The URL (file download link) has been submitted as a false positive twice.
The file can not be run unless you know how to run it using the AutoIt interpreter which needs to be downloaded from https://www.autoitscript.com/site/ and then installed on your system. I’ve never heard of this happening by itself. The file could also possibly be run by a malware program, but the same could be said of practically any file, so we can dismiss this as a reason to target .au3 file extensions containing nothing more than plain text, since by themselves they are totally harmless to any computer. That’s something that is unlikely to change in the foreseeable future.
What is AutoIt:Injector-G [Trj] ? Is it written in AutoIt? When did it first appear as a threat? Why is CheckSumVerify.au3 being flagged as AutoIt:Injector-G ?
URL (file download link) submitted as a false positive once.
The 7zip probably contains a compiled autoit script (file extension .exe) which may represent a threat because it will run without third party software needing to be installed.

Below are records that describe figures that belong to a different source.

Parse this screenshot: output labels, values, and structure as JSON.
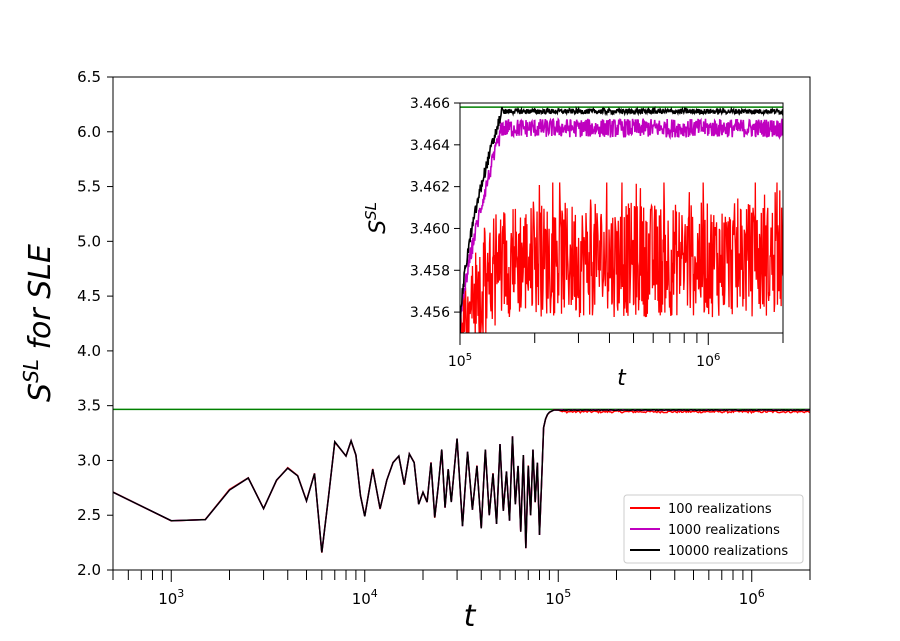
{
  "chart_data": [
    {
      "type": "line",
      "title": "",
      "xlabel": "t",
      "ylabel": "S^SL for SLE",
      "ylabel_main": "S",
      "ylabel_sup": "SL",
      "ylabel_suffix": " for SLE",
      "xscale": "log",
      "xlim": [
        500,
        2000000
      ],
      "ylim": [
        2.0,
        6.5
      ],
      "yticks": [
        2.0,
        2.5,
        3.0,
        3.5,
        4.0,
        4.5,
        5.0,
        5.5,
        6.0,
        6.5
      ],
      "ytick_labels": [
        "2.0",
        "2.5",
        "3.0",
        "3.5",
        "4.0",
        "4.5",
        "5.0",
        "5.5",
        "6.0",
        "6.5"
      ],
      "xtick_labels": [
        {
          "value": 1000,
          "base": "10",
          "exp": "3"
        },
        {
          "value": 10000,
          "base": "10",
          "exp": "4"
        },
        {
          "value": 100000,
          "base": "10",
          "exp": "5"
        },
        {
          "value": 1000000,
          "base": "10",
          "exp": "6"
        }
      ],
      "reference_line": {
        "y": 3.466,
        "color": "#008000"
      },
      "legend_position": "lower-right",
      "series": [
        {
          "name": "100 realizations",
          "color": "#ff0000",
          "plateau": 3.4585
        },
        {
          "name": "1000 realizations",
          "color": "#bf00bf",
          "plateau": 3.4648
        },
        {
          "name": "10000 realizations",
          "color": "#000000",
          "plateau": 3.4656
        }
      ],
      "early_data": {
        "t": [
          500,
          1000,
          1500,
          2000,
          2500,
          3000,
          3500,
          4000,
          4500,
          5000,
          5500,
          6000,
          6500,
          7000,
          8000,
          8500,
          9000,
          9500,
          10000,
          11000,
          12000,
          13000,
          14000,
          15000,
          16000,
          17000,
          18000,
          19000,
          20000,
          21000,
          22000,
          23000,
          24000,
          25000,
          26000,
          27000,
          28000,
          30000,
          32000,
          34000,
          36000,
          38000,
          40000,
          42000,
          44000,
          46000,
          48000,
          50000,
          52000,
          54000,
          56000,
          58000,
          60000,
          62000,
          64000,
          66000,
          68000,
          70000,
          72000,
          74000,
          76000,
          78000,
          80000,
          82000,
          84000,
          86000,
          88000,
          90000,
          95000,
          100000
        ],
        "y": [
          2.71,
          2.45,
          2.46,
          2.73,
          2.84,
          2.56,
          2.82,
          2.93,
          2.86,
          2.63,
          2.88,
          2.16,
          2.67,
          3.17,
          3.04,
          3.18,
          3.05,
          2.68,
          2.49,
          2.92,
          2.56,
          2.82,
          2.98,
          3.04,
          2.78,
          3.06,
          2.98,
          2.6,
          2.71,
          2.62,
          2.98,
          2.48,
          2.77,
          3.1,
          2.57,
          2.92,
          2.62,
          3.2,
          2.4,
          3.08,
          2.55,
          2.95,
          2.38,
          3.1,
          2.5,
          2.88,
          2.42,
          3.15,
          2.54,
          2.9,
          2.45,
          3.22,
          2.6,
          2.95,
          2.35,
          3.05,
          2.2,
          2.95,
          2.5,
          3.1,
          2.62,
          2.98,
          2.32,
          2.8,
          3.3,
          3.38,
          3.42,
          3.44,
          3.46,
          3.46
        ]
      }
    },
    {
      "type": "line",
      "title": "",
      "xlabel": "t",
      "ylabel": "S^SL",
      "ylabel_main": "S",
      "ylabel_sup": "SL",
      "xscale": "log",
      "xlim": [
        100000,
        2000000
      ],
      "ylim": [
        3.455,
        3.466
      ],
      "yticks": [
        3.456,
        3.458,
        3.46,
        3.462,
        3.464,
        3.466
      ],
      "ytick_labels": [
        "3.456",
        "3.458",
        "3.460",
        "3.462",
        "3.464",
        "3.466"
      ],
      "xtick_labels": [
        {
          "value": 100000,
          "base": "10",
          "exp": "5"
        },
        {
          "value": 1000000,
          "base": "10",
          "exp": "6"
        }
      ],
      "reference_line": {
        "y": 3.4658,
        "color": "#008000"
      },
      "series": [
        {
          "name": "100 realizations",
          "color": "#ff0000",
          "plateau": 3.4585,
          "min": 3.455,
          "max": 3.4622
        },
        {
          "name": "1000 realizations",
          "color": "#bf00bf",
          "plateau": 3.4648,
          "min": 3.4637,
          "max": 3.4654
        },
        {
          "name": "10000 realizations",
          "color": "#000000",
          "plateau": 3.4656,
          "min": 3.4654,
          "max": 3.4658
        }
      ]
    }
  ]
}
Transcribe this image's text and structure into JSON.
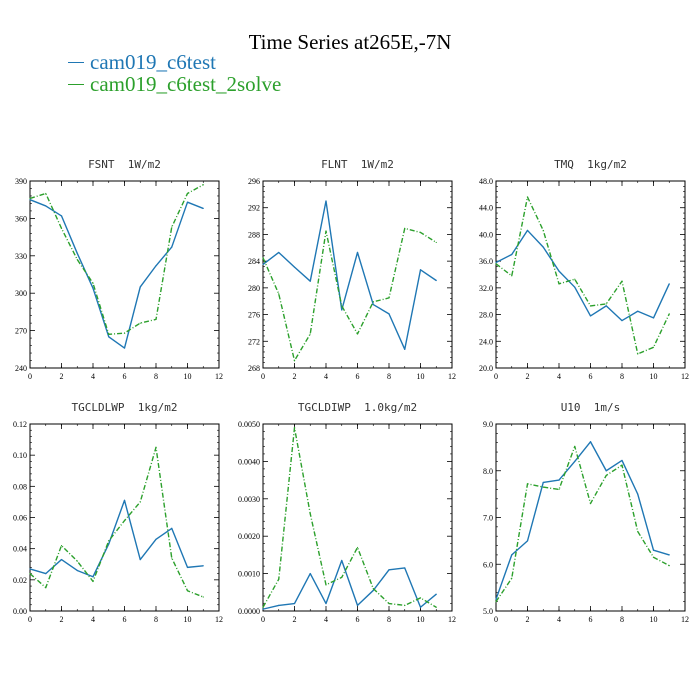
{
  "title": "Time Series at265E,-7N",
  "legend": [
    {
      "label": "cam019_c6test",
      "color": "#1f77b4"
    },
    {
      "label": "cam019_c6test_2solve",
      "color": "#2ca02c"
    }
  ],
  "chart_data": [
    {
      "type": "line",
      "title": "FSNT  1W/m2",
      "xlim": [
        0,
        12
      ],
      "ylim": [
        240,
        390
      ],
      "xticks": [
        0,
        2,
        4,
        6,
        8,
        10,
        12
      ],
      "xtick_labels": [
        "0",
        "2",
        "4",
        "6",
        "8",
        "10",
        "12"
      ],
      "yticks": [
        240,
        270,
        300,
        330,
        360,
        390
      ],
      "ytick_labels": [
        "240",
        "270",
        "300",
        "330",
        "360",
        "390"
      ],
      "x": [
        0,
        1,
        2,
        3,
        4,
        5,
        6,
        7,
        8,
        9,
        10,
        11
      ],
      "series": [
        {
          "name": "cam019_c6test",
          "color": "#1f77b4",
          "dash": "solid",
          "values": [
            375,
            370,
            362,
            332,
            304,
            265,
            256,
            305,
            322,
            337,
            373,
            368
          ]
        },
        {
          "name": "cam019_c6test_2solve",
          "color": "#2ca02c",
          "dash": "dashed",
          "values": [
            376,
            380,
            352,
            327,
            308,
            267,
            268,
            276,
            279,
            353,
            380,
            387
          ]
        }
      ]
    },
    {
      "type": "line",
      "title": "FLNT  1W/m2",
      "xlim": [
        0,
        12
      ],
      "ylim": [
        268,
        296
      ],
      "xticks": [
        0,
        2,
        4,
        6,
        8,
        10,
        12
      ],
      "xtick_labels": [
        "0",
        "2",
        "4",
        "6",
        "8",
        "10",
        "12"
      ],
      "yticks": [
        268,
        272,
        276,
        280,
        284,
        288,
        292,
        296
      ],
      "ytick_labels": [
        "268",
        "272",
        "276",
        "280",
        "284",
        "288",
        "292",
        "296"
      ],
      "x": [
        0,
        1,
        2,
        3,
        4,
        5,
        6,
        7,
        8,
        9,
        10,
        11
      ],
      "series": [
        {
          "name": "cam019_c6test",
          "color": "#1f77b4",
          "dash": "solid",
          "values": [
            283.5,
            285.3,
            283.1,
            281,
            293,
            276.7,
            285.3,
            277.5,
            276.1,
            270.8,
            282.7,
            281.1
          ]
        },
        {
          "name": "cam019_c6test_2solve",
          "color": "#2ca02c",
          "dash": "dashed",
          "values": [
            284.5,
            279.1,
            269.1,
            273.1,
            288.5,
            277.3,
            273.1,
            277.9,
            278.5,
            288.9,
            288.3,
            286.8
          ]
        }
      ]
    },
    {
      "type": "line",
      "title": "TMQ  1kg/m2",
      "xlim": [
        0,
        12
      ],
      "ylim": [
        20,
        48
      ],
      "xticks": [
        0,
        2,
        4,
        6,
        8,
        10,
        12
      ],
      "xtick_labels": [
        "0",
        "2",
        "4",
        "6",
        "8",
        "10",
        "12"
      ],
      "yticks": [
        20,
        24,
        28,
        32,
        36,
        40,
        44,
        48
      ],
      "ytick_labels": [
        "20.0",
        "24.0",
        "28.0",
        "32.0",
        "36.0",
        "40.0",
        "44.0",
        "48.0"
      ],
      "x": [
        0,
        1,
        2,
        3,
        4,
        5,
        6,
        7,
        8,
        9,
        10,
        11
      ],
      "series": [
        {
          "name": "cam019_c6test",
          "color": "#1f77b4",
          "dash": "solid",
          "values": [
            35.8,
            37,
            40.6,
            38.1,
            34.5,
            32.1,
            27.8,
            29.3,
            27.1,
            28.5,
            27.5,
            32.6
          ]
        },
        {
          "name": "cam019_c6test_2solve",
          "color": "#2ca02c",
          "dash": "dashed",
          "values": [
            35.6,
            33.8,
            45.6,
            40.6,
            32.6,
            33.3,
            29.3,
            29.6,
            33,
            22.1,
            23.1,
            28.1
          ]
        }
      ]
    },
    {
      "type": "line",
      "title": "TGCLDLWP  1kg/m2",
      "xlim": [
        0,
        12
      ],
      "ylim": [
        0,
        0.12
      ],
      "xticks": [
        0,
        2,
        4,
        6,
        8,
        10,
        12
      ],
      "xtick_labels": [
        "0",
        "2",
        "4",
        "6",
        "8",
        "10",
        "12"
      ],
      "yticks": [
        0,
        0.02,
        0.04,
        0.06,
        0.08,
        0.1,
        0.12
      ],
      "ytick_labels": [
        "0.00",
        "0.02",
        "0.04",
        "0.06",
        "0.08",
        "0.10",
        "0.12"
      ],
      "x": [
        0,
        1,
        2,
        3,
        4,
        5,
        6,
        7,
        8,
        9,
        10,
        11
      ],
      "series": [
        {
          "name": "cam019_c6test",
          "color": "#1f77b4",
          "dash": "solid",
          "values": [
            0.027,
            0.024,
            0.033,
            0.026,
            0.022,
            0.043,
            0.071,
            0.033,
            0.046,
            0.053,
            0.028,
            0.029
          ]
        },
        {
          "name": "cam019_c6test_2solve",
          "color": "#2ca02c",
          "dash": "dashed",
          "values": [
            0.024,
            0.015,
            0.042,
            0.032,
            0.019,
            0.045,
            0.058,
            0.07,
            0.105,
            0.034,
            0.013,
            0.009
          ]
        }
      ]
    },
    {
      "type": "line",
      "title": "TGCLDIWP  1.0kg/m2",
      "xlim": [
        0,
        12
      ],
      "ylim": [
        0,
        0.005
      ],
      "xticks": [
        0,
        2,
        4,
        6,
        8,
        10,
        12
      ],
      "xtick_labels": [
        "0",
        "2",
        "4",
        "6",
        "8",
        "10",
        "12"
      ],
      "yticks": [
        0,
        0.001,
        0.002,
        0.003,
        0.004,
        0.005
      ],
      "ytick_labels": [
        "0.0000",
        "0.0010",
        "0.0020",
        "0.0030",
        "0.0040",
        "0.0050"
      ],
      "x": [
        0,
        1,
        2,
        3,
        4,
        5,
        6,
        7,
        8,
        9,
        10,
        11
      ],
      "series": [
        {
          "name": "cam019_c6test",
          "color": "#1f77b4",
          "dash": "solid",
          "values": [
            5e-05,
            0.00015,
            0.0002,
            0.001,
            0.0002,
            0.00135,
            0.00015,
            0.00055,
            0.0011,
            0.00115,
            0.0001,
            0.00045
          ]
        },
        {
          "name": "cam019_c6test_2solve",
          "color": "#2ca02c",
          "dash": "dashed",
          "values": [
            0.0001,
            0.00085,
            0.0049,
            0.0026,
            0.0007,
            0.0009,
            0.0017,
            0.0006,
            0.0002,
            0.00015,
            0.00035,
            0.0001
          ]
        }
      ]
    },
    {
      "type": "line",
      "title": "U10  1m/s",
      "xlim": [
        0,
        12
      ],
      "ylim": [
        5,
        9
      ],
      "xticks": [
        0,
        2,
        4,
        6,
        8,
        10,
        12
      ],
      "xtick_labels": [
        "0",
        "2",
        "4",
        "6",
        "8",
        "10",
        "12"
      ],
      "yticks": [
        5,
        6,
        7,
        8,
        9
      ],
      "ytick_labels": [
        "5.0",
        "6.0",
        "7.0",
        "8.0",
        "9.0"
      ],
      "x": [
        0,
        1,
        2,
        3,
        4,
        5,
        6,
        7,
        8,
        9,
        10,
        11
      ],
      "series": [
        {
          "name": "cam019_c6test",
          "color": "#1f77b4",
          "dash": "solid",
          "values": [
            5.25,
            6.2,
            6.5,
            7.75,
            7.8,
            8.2,
            8.62,
            8,
            8.22,
            7.5,
            6.3,
            6.2
          ]
        },
        {
          "name": "cam019_c6test_2solve",
          "color": "#2ca02c",
          "dash": "dashed",
          "values": [
            5.2,
            5.7,
            7.72,
            7.65,
            7.6,
            8.52,
            7.3,
            7.9,
            8.12,
            6.7,
            6.15,
            5.97
          ]
        }
      ]
    }
  ]
}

Here I accept the possibility of a threat, although the virus scans suggest that no virus scanner has a clue what it is - see for yourself:
Lot’s of apparently contradictory information. Although most virus scanners don’t find anything, the 7zip appears to possibly contain several malicious items, one of which appears to have never existed - “Gen2.VXSQX” - at least Google never heard of it. ???
After further tests with other AutoIt scripts, it is clear that Avast does not flag au3 files indiscriminately. My main concern now is about AutoIt:Injector-G. I need to know what it is. If the Avast team know something that other antivirus companies (or computer users) don’t know, then it is irresponsible to not share information about this threat. Let’s try and keep everyone safe through education!
Finally it would be a shame if I am forced to replace Avast in order to regain control of my computer, especially since it was another AutoIt user who recommended Avast to me in the first place.